Rajoy cometió un grave error al proporcionarle esa cobertura, que es la que le permitió chantajear al Gobierno con revelar los secretos que guardaba si no le quitaba de encima la presión de la Fiscalía y la Policía.

El error de Bárcenas fue no valorar que, en democracia, las instituciones funcionan. Gracias a eso también se podrá saber el origen de su enorme fortuna.

Por su parte, Raúl del Pozo en Unas botas de esquí vuelve transmitir los mensajes de los próximos a Bárcenas y combina avisos al registrador de la propiedad que creíamos metido a gobernante con la estrategia de tratar que sintamos pena por la mujer de Bárcenas.

El tesorero dejó antes de irse al maco tres mochilas a tres incondicionales, tan leales que ni siquiera saben lo que guardan esos aperos de alpinista. Guardan grabaciones, vídeos, cuentas, talones.
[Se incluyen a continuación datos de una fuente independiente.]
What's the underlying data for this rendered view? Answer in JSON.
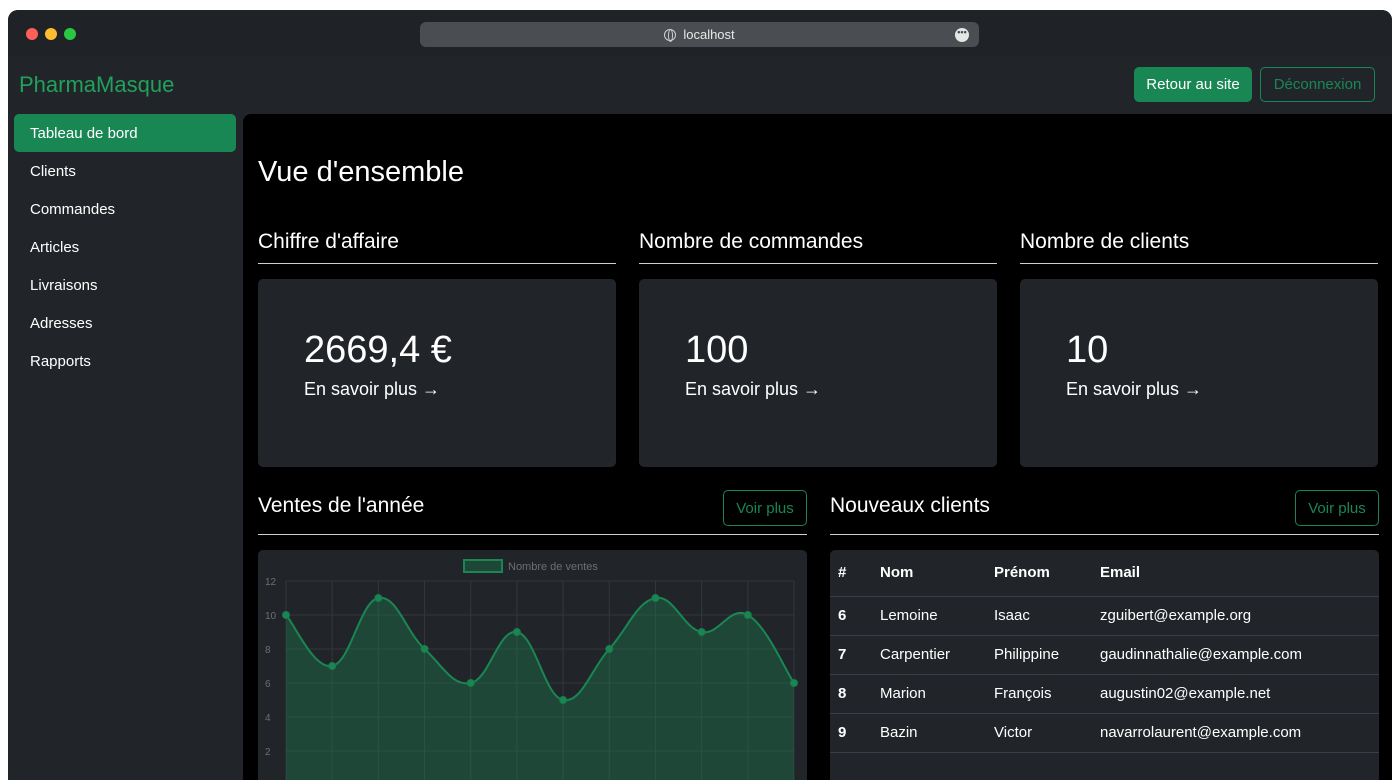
{
  "browser": {
    "url": "localhost"
  },
  "brand": "PharmaMasque",
  "header": {
    "back_label": "Retour au site",
    "logout_label": "Déconnexion"
  },
  "sidebar": {
    "items": [
      {
        "label": "Tableau de bord",
        "active": true
      },
      {
        "label": "Clients"
      },
      {
        "label": "Commandes"
      },
      {
        "label": "Articles"
      },
      {
        "label": "Livraisons"
      },
      {
        "label": "Adresses"
      },
      {
        "label": "Rapports"
      }
    ]
  },
  "main": {
    "title": "Vue d'ensemble",
    "stats": [
      {
        "heading": "Chiffre d'affaire",
        "value": "2669,4 €",
        "link": "En savoir plus →"
      },
      {
        "heading": "Nombre de commandes",
        "value": "100",
        "link": "En savoir plus →"
      },
      {
        "heading": "Nombre de clients",
        "value": "10",
        "link": "En savoir plus →"
      }
    ],
    "sales": {
      "heading": "Ventes de l'année",
      "more_label": "Voir plus"
    },
    "clients": {
      "heading": "Nouveaux clients",
      "more_label": "Voir plus",
      "columns": [
        "#",
        "Nom",
        "Prénom",
        "Email"
      ],
      "rows": [
        [
          "6",
          "Lemoine",
          "Isaac",
          "zguibert@example.org"
        ],
        [
          "7",
          "Carpentier",
          "Philippine",
          "gaudinnathalie@example.com"
        ],
        [
          "8",
          "Marion",
          "François",
          "augustin02@example.net"
        ],
        [
          "9",
          "Bazin",
          "Victor",
          "navarrolaurent@example.com"
        ]
      ]
    }
  },
  "chart_data": {
    "type": "line",
    "series": [
      {
        "name": "Nombre de ventes",
        "values": [
          10,
          7,
          11,
          8,
          6,
          9,
          5,
          8,
          11,
          9,
          10,
          6
        ]
      }
    ],
    "y_ticks": [
      "12",
      "10",
      "8",
      "6",
      "4",
      "2"
    ],
    "ylim": [
      0,
      12
    ],
    "grid": true,
    "legend": "top",
    "colors": {
      "line": "#198754",
      "fill": "rgba(25,135,84,0.35)"
    }
  },
  "colors": {
    "accent": "#198754",
    "background": "#000000",
    "panel": "#212529"
  }
}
Los depositarios son tan cabales que ignoran lo que están custodiando. «Uno de ellos sólo sabe que en el saco de dormir hay unas botas de esquí. Luis lo tiene todo guardado y repartido pero la bolsa más peligrosa es la que contiene las botas de esquí».

Añade:

Mientras hemos llegado al descanso del match, el Parlamento espera. Me recuerda Irene Lozano, la diputada de moda, que el caso Bárcenas confirma el aforismo inventado por Miguel Ángel Aguilar cuando el GAL: «La Justicia a veces camina a hombros de hijos de puta». Yo no creo que Bárcenas sea un hijo de puta sino un millonario; ya se sabe, detrás de cada fortuna suelen esconderse, si no crímenes, al menos desmanes y sobornos.

Concluye:

Mientras tanto, Rosalía habla cuatro minutos al día con su marido. Cuando se ven a través de los cristales hace el payaso, da saltos, hace visajes y grita para que su marido no note que está destruida, que cada noche se duerme deseando no despertar nunca.